Climate change and Climate change Impact

Climate change has also become a major obstacle to affecting the capacity and speed of economic development and transformation. Evidence of climate change include increases in average temperatures, unpredictable rainfall patterns, increased concentration of green house gasses, frequent floods and droughts and changes in land use measured by increased rate of deforestation, soil erosion and reduced period of desirable fallow. The impact of climate change is generally increasing, is already felt at the local level and is often impacting particularly on the already poorest and most vulnerable areas and groups of people. Improving the productive capacity of the people on the continent requires intensive advocacy for adaptation measures as well as increased flow financial and technical resources for climate change adaptation. Climate change issues are wide in scope and inter-relate many sectors of a national economy including the economic development, trade and investment, social equity and democratic governance.  Therefore, Africa needs to position itself in the negotiation process so that agreements reached from the on-going negotiations on emission reduction also take into account the developmental peculiarities of the continent as a whole.

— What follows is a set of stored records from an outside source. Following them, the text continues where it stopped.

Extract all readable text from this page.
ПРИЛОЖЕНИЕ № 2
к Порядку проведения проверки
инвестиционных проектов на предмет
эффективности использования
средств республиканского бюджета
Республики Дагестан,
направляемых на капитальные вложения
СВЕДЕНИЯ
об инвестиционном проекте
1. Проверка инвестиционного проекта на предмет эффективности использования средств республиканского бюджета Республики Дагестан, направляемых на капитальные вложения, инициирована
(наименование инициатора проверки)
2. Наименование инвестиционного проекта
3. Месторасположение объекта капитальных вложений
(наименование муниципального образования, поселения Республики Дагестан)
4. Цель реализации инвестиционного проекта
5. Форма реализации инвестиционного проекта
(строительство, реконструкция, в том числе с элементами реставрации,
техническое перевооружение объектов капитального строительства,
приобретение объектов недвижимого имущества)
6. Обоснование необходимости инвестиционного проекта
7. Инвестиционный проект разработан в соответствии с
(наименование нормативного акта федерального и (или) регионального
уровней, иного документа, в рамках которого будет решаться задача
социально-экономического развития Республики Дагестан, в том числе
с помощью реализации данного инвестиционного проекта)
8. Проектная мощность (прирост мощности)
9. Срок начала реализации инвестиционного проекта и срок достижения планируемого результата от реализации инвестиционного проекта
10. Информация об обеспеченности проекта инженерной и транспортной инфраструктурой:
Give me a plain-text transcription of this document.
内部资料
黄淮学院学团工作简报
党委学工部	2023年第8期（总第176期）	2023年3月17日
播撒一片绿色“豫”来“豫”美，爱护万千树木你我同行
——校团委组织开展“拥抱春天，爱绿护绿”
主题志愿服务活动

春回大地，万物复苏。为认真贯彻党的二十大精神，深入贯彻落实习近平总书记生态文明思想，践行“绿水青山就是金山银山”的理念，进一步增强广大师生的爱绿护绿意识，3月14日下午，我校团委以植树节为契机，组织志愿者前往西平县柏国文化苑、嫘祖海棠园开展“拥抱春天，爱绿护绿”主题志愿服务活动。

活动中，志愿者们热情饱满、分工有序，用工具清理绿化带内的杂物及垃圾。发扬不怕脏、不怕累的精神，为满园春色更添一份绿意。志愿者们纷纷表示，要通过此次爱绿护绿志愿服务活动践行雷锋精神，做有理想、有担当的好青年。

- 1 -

International Trade and Investment

International trade regime, presents both an opportunity and a challenge for the short to long-term development prospects of Africa. The outcome of particular trade and investment agreements can slow down or accelerate the pace of economic growth and transformation. Governments and trade negotiators need the consciousness, awareness and technical competencies to negotiate trade and investment deals that protect domestic markets, local enterprises development, and legitimate use of tariffs as a tool for both revenue generation and regulating development.